Chambre sociale, 10 mai 2012 — 11-14.463
Texte intégral
LA COUR DE CASSATION, CHAMBRE SOCIALE, a rendu l'arrêt suivant :
Sur le moyen unique :
Vu l'article L. 1233-3 du code du travail ;
Attendu, selon l'arrêt attaqué, que la société Connexing, aux droits de laquelle se trouve la société Itancia, qui avait pour activité la réparation de matériel bureautique, a cessé son activité, ce qui a entraîné au mois de juin 2008 le licenciement de M. X... qu'elle employait ;
Attendu que pour dire le licenciement du salarié sans cause réelle et sérieuse, l'arrêt retient que la société fait valoir qu'"au sein du groupe la société Connexing était la seule à exploiter l'activité bureautique", et qu'en dernier lieu l'entreprise Connexing exploitait trois activités distinctes : la réparation de matériel bureautique sur le site d'Illkirch, l'assistance et la réparation de matériel bureautique chez les clients sur le site de Nanterre et la réparation de matériel de téléphonie sur le site d'Illkirch ; qu'il résulte des pièces produites que la société Connexing, dont le siège social est à Nanterre, a cédé à la société Centre de réparation des télécommunications un fonds de commerce de réparation de matériel bureautique exploité à Nanterre ; que cet acte de cession du 9 avril 2008 rappelle que les résultats des trois derniers exercices, soit ceux des années 2005, 2006 et 2007 étaient bénéficiaires, les bénéfices étant en outre en progression ; qu'il en résulte que dans ce même secteur d'activité cette entreprise était bénéficiaire ; que par ailleurs et en tout état de cause, l'employeur n'a apporté aucun élément relatif à d'éventuelles difficultés économiques dans le secteur d'activité du groupe auquel appartient l'entreprise ;
Attendu cependant que la cessation d'activité complète et définitive de l'entreprise constitue un motif économique de licenciement, sans qu'il soit nécessaire de rechercher la cause de cette cessation d'activité quand elle n'est pas due à une faute ou à une légèreté blâmable de l'employeur ;
Qu'en statuant comme elle l'a fait, sans caractériser une faute ou une légèreté blâmable en rapport avec la cessation d'activité de l'employeur, la cour d'appel a violé le texte susvisé ;
PAR CES MOTIFS :
CASSE ET ANNULE, mais seulement en ce qu'il dit le licenciement sans cause réelle et sérieuse et condamne la société à payer au salarié une somme au titre de la rupture, l'arrêt rendu le 25 janvier 2011, entre les parties, par la cour d'appel de Colmar ; remet, en conséquence, sur ces points, la cause et les parties dans l'état où elles se trouvaient avant ledit arrêt et, pour être fait droit, les renvoie devant la cour d'appel de Metz ;
Condamne M. X... aux dépens ;
Vu l'article 700 du code de procédure civile, rejette les demandes ;
Dit que sur les diligences du procureur général près la Cour de cassation, le présent arrêt sera transmis pour être transcrit en marge ou à la suite de l'arrêt partiellement cassé ;
Ainsi fait et jugé par la Cour de cassation, chambre sociale, et prononcé par le président en son audience publique du dix mai deux mille douze.

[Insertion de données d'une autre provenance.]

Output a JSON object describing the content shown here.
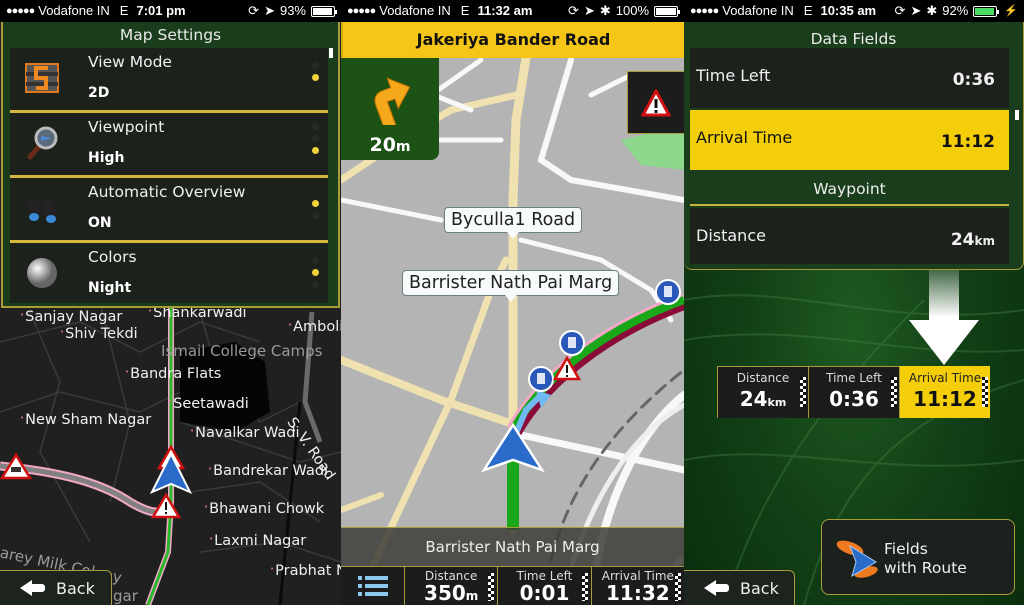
{
  "screens": [
    {
      "status": {
        "carrier": "Vodafone IN",
        "network": "E",
        "time": "7:01 pm",
        "battery": "93%"
      },
      "settings": {
        "title": "Map Settings",
        "items": [
          {
            "label": "View Mode",
            "value": "2D",
            "icon": "view-mode-icon",
            "options_count": 2,
            "selected_index": 1
          },
          {
            "label": "Viewpoint",
            "value": "High",
            "icon": "magnifier-icon",
            "options_count": 3,
            "selected_index": 2
          },
          {
            "label": "Automatic Overview",
            "value": "ON",
            "icon": "binoculars-icon",
            "options_count": 2,
            "selected_index": 0
          },
          {
            "label": "Colors",
            "value": "Night",
            "icon": "moon-icon",
            "options_count": 3,
            "selected_index": 1
          }
        ]
      },
      "map_places": [
        "Sanjay Nagar",
        "Shankarwadi",
        "Amboli",
        "Shiv Tekdi",
        "Ismail College Camps",
        "Bandra Flats",
        "Seetawadi",
        "New Sham Nagar",
        "Navalkar Wadi",
        "S. V. Road",
        "Bandrekar Wadi",
        "Bhawani Chowk",
        "arey Milk Colony",
        "Laxmi Nagar",
        "Prabhat N",
        "gar"
      ],
      "back_label": "Back"
    },
    {
      "status": {
        "carrier": "Vodafone IN",
        "network": "E",
        "time": "11:32 am",
        "battery": "100%"
      },
      "current_street": "Jakeriya Bander Road",
      "next_turn": {
        "distance": "20",
        "unit": "m",
        "direction": "slight-right"
      },
      "callouts": [
        "Byculla1 Road",
        "Barrister Nath Pai Marg"
      ],
      "next_street": "Barrister Nath Pai Marg",
      "data_fields": [
        {
          "label": "Distance",
          "value": "350",
          "unit": "m"
        },
        {
          "label": "Time Left",
          "value": "0:01",
          "unit": ""
        },
        {
          "label": "Arrival Time",
          "value": "11:32",
          "unit": ""
        }
      ]
    },
    {
      "status": {
        "carrier": "Vodafone IN",
        "network": "E",
        "time": "10:35 am",
        "battery": "92%",
        "charging": true
      },
      "title": "Data Fields",
      "rows": [
        {
          "label": "Time Left",
          "value": "0:36",
          "unit": "",
          "selected": false
        },
        {
          "label": "Arrival Time",
          "value": "11:12",
          "unit": "",
          "selected": true
        }
      ],
      "section": "Waypoint",
      "waypoint_rows": [
        {
          "label": "Distance",
          "value": "24",
          "unit": "km"
        }
      ],
      "preview": [
        {
          "label": "Distance",
          "value": "24",
          "unit": "km",
          "selected": false
        },
        {
          "label": "Time Left",
          "value": "0:36",
          "unit": "",
          "selected": false
        },
        {
          "label": "Arrival Time",
          "value": "11:12",
          "unit": "",
          "selected": true
        }
      ],
      "route_button": {
        "line1": "Fields",
        "line2": "with Route"
      },
      "back_label": "Back"
    }
  ],
  "colors": {
    "accent_yellow": "#f5ce0a",
    "panel_green": "#1a3d1c",
    "border_gold": "#a89c3a",
    "route_green": "#1aa81a",
    "route_magenta": "#8a0a3a"
  }
}
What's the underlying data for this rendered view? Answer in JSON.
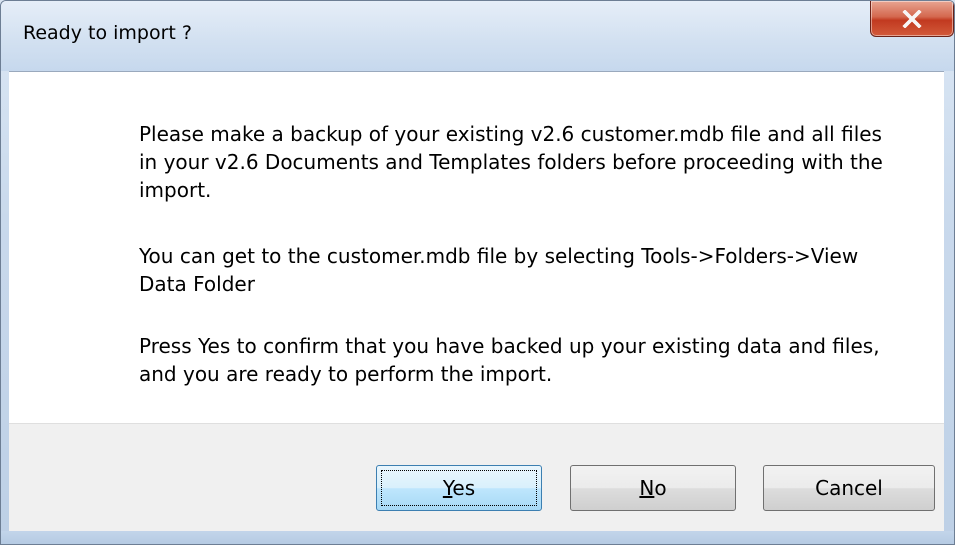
{
  "window": {
    "title": "Ready to import ?"
  },
  "message": {
    "paragraph1": "Please make a backup of your existing v2.6 customer.mdb file and all files in your v2.6 Documents and Templates folders before proceeding with the import.",
    "paragraph2": "You can get to the customer.mdb file by selecting Tools->Folders->View Data Folder",
    "paragraph3": "Press Yes to confirm that you have backed up your existing data and files, and you are ready to perform the import."
  },
  "buttons": {
    "yes": {
      "mnemonic": "Y",
      "rest": "es"
    },
    "no": {
      "mnemonic": "N",
      "rest": "o"
    },
    "cancel": "Cancel"
  },
  "icons": {
    "close": "close-icon"
  },
  "colors": {
    "close_button": "#c23a20",
    "default_button_border": "#3c7fb1",
    "content_background": "#ffffff",
    "footer_background": "#f0f0f0"
  }
}
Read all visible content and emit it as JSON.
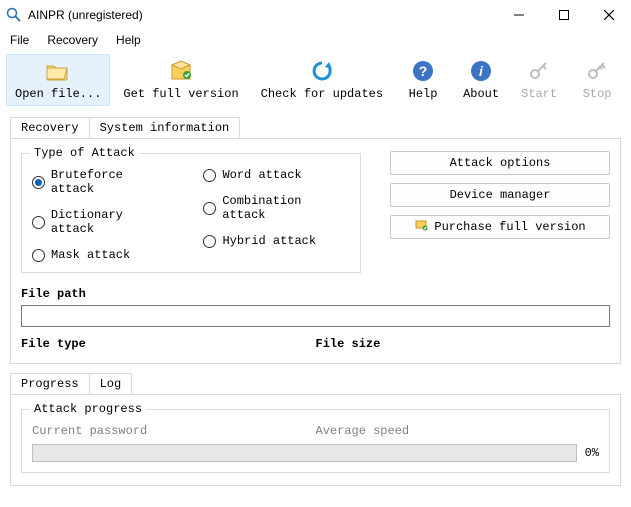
{
  "window": {
    "title": "AINPR (unregistered)"
  },
  "menu": {
    "file": "File",
    "recovery": "Recovery",
    "help": "Help"
  },
  "toolbar": {
    "open": "Open file...",
    "full": "Get full version",
    "check": "Check for updates",
    "help": "Help",
    "about": "About",
    "start": "Start",
    "stop": "Stop"
  },
  "tabs": {
    "recovery": "Recovery",
    "sysinfo": "System information"
  },
  "attack": {
    "legend": "Type of Attack",
    "brute": "Bruteforce attack",
    "dict": "Dictionary attack",
    "mask": "Mask attack",
    "word": "Word attack",
    "combo": "Combination attack",
    "hybrid": "Hybrid attack"
  },
  "sidebuttons": {
    "options": "Attack options",
    "device": "Device manager",
    "purchase": "Purchase full version"
  },
  "filepath": {
    "label": "File path"
  },
  "filemeta": {
    "type": "File type",
    "size": "File size"
  },
  "bottomTabs": {
    "progress": "Progress",
    "log": "Log"
  },
  "progress": {
    "legend": "Attack progress",
    "current": "Current password",
    "speed": "Average speed",
    "percent": "0%"
  }
}
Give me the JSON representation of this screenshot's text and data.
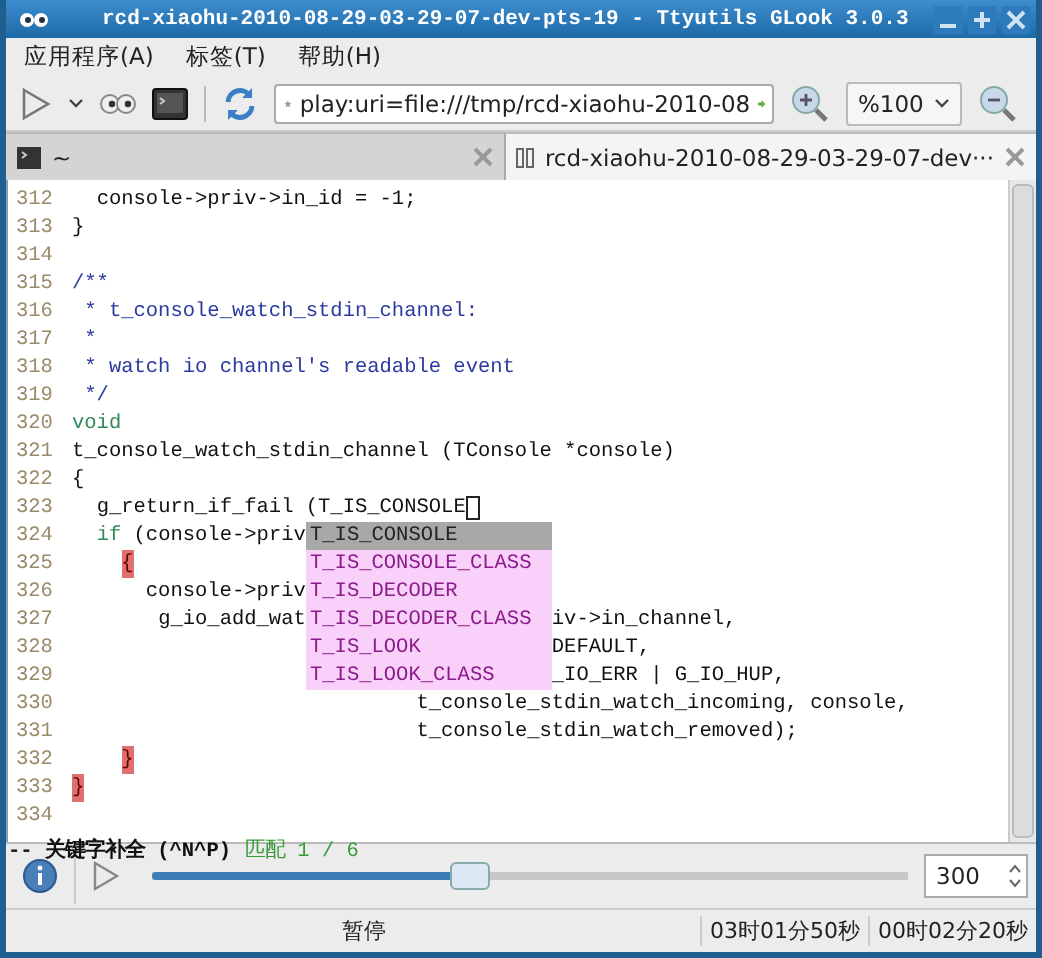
{
  "window": {
    "title": "rcd-xiaohu-2010-08-29-03-29-07-dev-pts-19 - Ttyutils GLook 3.0.3"
  },
  "menu": [
    {
      "label": "应用程序(A)"
    },
    {
      "label": "标签(T)"
    },
    {
      "label": "帮助(H)"
    }
  ],
  "toolbar": {
    "url": "play:uri=file:///tmp/rcd-xiaohu-2010-08",
    "zoom": "%100"
  },
  "tabs": [
    {
      "label": "~",
      "selected": false,
      "kind": "terminal"
    },
    {
      "label": "rcd-xiaohu-2010-08-29-03-29-07-dev···",
      "selected": true,
      "kind": "playback"
    }
  ],
  "editor": {
    "lines": [
      {
        "num": "312",
        "segments": [
          {
            "text": "  console->priv->in_id = -1;",
            "kind": "plain"
          }
        ]
      },
      {
        "num": "313",
        "segments": [
          {
            "text": "}",
            "kind": "plain"
          }
        ]
      },
      {
        "num": "314"
      },
      {
        "num": "315",
        "segments": [
          {
            "text": "/**",
            "kind": "comment"
          }
        ]
      },
      {
        "num": "316",
        "segments": [
          {
            "text": " * t_console_watch_stdin_channel:",
            "kind": "comment"
          }
        ]
      },
      {
        "num": "317",
        "segments": [
          {
            "text": " *",
            "kind": "comment"
          }
        ]
      },
      {
        "num": "318",
        "segments": [
          {
            "text": " * watch io channel's readable event",
            "kind": "comment"
          }
        ]
      },
      {
        "num": "319",
        "segments": [
          {
            "text": " */",
            "kind": "comment"
          }
        ]
      },
      {
        "num": "320",
        "segments": [
          {
            "text": "void",
            "kind": "keyword"
          }
        ]
      },
      {
        "num": "321",
        "segments": [
          {
            "text": "t_console_watch_stdin_channel (TConsole *console)",
            "kind": "plain"
          }
        ]
      },
      {
        "num": "322",
        "segments": [
          {
            "text": "{",
            "kind": "plain"
          }
        ]
      },
      {
        "num": "323",
        "segments": [
          {
            "text": "  g_return_if_fail (T_IS_CONSOLE",
            "kind": "plain"
          }
        ],
        "cursor": true
      },
      {
        "num": "324",
        "segments": [
          {
            "text": "  if",
            "kind": "keyword"
          },
          {
            "text": " (console->priv",
            "kind": "plain"
          }
        ]
      },
      {
        "num": "325",
        "segments": [
          {
            "text": "    {",
            "kind": "brace"
          }
        ]
      },
      {
        "num": "326",
        "segments": [
          {
            "text": "      console->priv",
            "kind": "plain"
          }
        ]
      },
      {
        "num": "327",
        "segments": [
          {
            "text": "       g_io_add_wat",
            "kind": "plain"
          },
          {
            "text": "                    iv->in_channel,",
            "kind": "plain"
          }
        ]
      },
      {
        "num": "328",
        "segments": [
          {
            "text": "                                       DEFAULT,",
            "kind": "plain"
          }
        ]
      },
      {
        "num": "329",
        "segments": [
          {
            "text": "                                       _IO_ERR | G_IO_HUP,",
            "kind": "plain"
          }
        ]
      },
      {
        "num": "330",
        "segments": [
          {
            "text": "                            t_console_stdin_watch_incoming, console,",
            "kind": "plain"
          }
        ]
      },
      {
        "num": "331",
        "segments": [
          {
            "text": "                            t_console_stdin_watch_removed);",
            "kind": "plain"
          }
        ]
      },
      {
        "num": "332",
        "segments": [
          {
            "text": "    }",
            "kind": "brace"
          }
        ]
      },
      {
        "num": "333",
        "segments": [
          {
            "text": "}",
            "kind": "brace"
          }
        ]
      },
      {
        "num": "334"
      }
    ],
    "completion": [
      {
        "label": "T_IS_CONSOLE",
        "selected": true
      },
      {
        "label": "T_IS_CONSOLE_CLASS",
        "selected": false
      },
      {
        "label": "T_IS_DECODER",
        "selected": false
      },
      {
        "label": "T_IS_DECODER_CLASS",
        "selected": false
      },
      {
        "label": "T_IS_LOOK",
        "selected": false
      },
      {
        "label": "T_IS_LOOK_CLASS",
        "selected": false
      }
    ]
  },
  "status_line": [
    {
      "text": "-- 关键字补全 (^N^P)",
      "kind": "mode"
    },
    {
      "text": "匹配 1 / 6",
      "kind": "match"
    }
  ],
  "player": {
    "level": 0.42,
    "value": "300"
  },
  "status_bar": {
    "state": "暂停",
    "total": "03时01分50秒",
    "elapsed": "00时02分20秒"
  }
}
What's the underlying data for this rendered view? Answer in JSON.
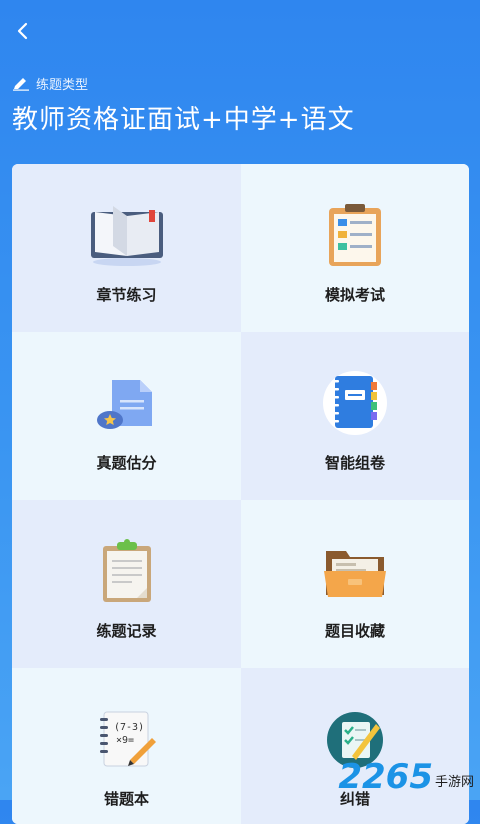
{
  "header": {
    "back_icon": "chevron-left-icon",
    "subtitle_icon": "pencil-icon",
    "subtitle": "练题类型",
    "title": "教师资格证面试+中学+语文"
  },
  "grid": {
    "items": [
      {
        "label": "章节练习",
        "icon": "open-book-icon"
      },
      {
        "label": "模拟考试",
        "icon": "clipboard-list-icon"
      },
      {
        "label": "真题估分",
        "icon": "document-star-icon"
      },
      {
        "label": "智能组卷",
        "icon": "notebook-icon"
      },
      {
        "label": "练题记录",
        "icon": "clipboard-notes-icon"
      },
      {
        "label": "题目收藏",
        "icon": "folder-icon"
      },
      {
        "label": "错题本",
        "icon": "math-notebook-icon"
      },
      {
        "label": "纠错",
        "icon": "checklist-pen-icon"
      }
    ]
  },
  "watermark": {
    "number": "2265",
    "text": "手游网"
  },
  "colors": {
    "header_bg": "#2f86ef",
    "cell_alt": "#e4ecfb",
    "cell_lite": "#edf7fd"
  }
}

MOYEN ANNEXE au présent arrêt
Moyen produit par la SCP Gatineau et Fattaccini, avocat aux Conseils pour la société Itancia.
IL EST FAIT GRIEF à l'arrêt attaqué d'AVOIR dit que le licenciement de Monsieur X... est dépourvu de cause réelle et sérieuse et d'avoir en conséquence condamné la société ITANCIA à lui verser 40 000 euros à titre de dommages et intérêts de ce chef ainsi qu'une indemnité au titre de l'article 700 du Code de procédure civile.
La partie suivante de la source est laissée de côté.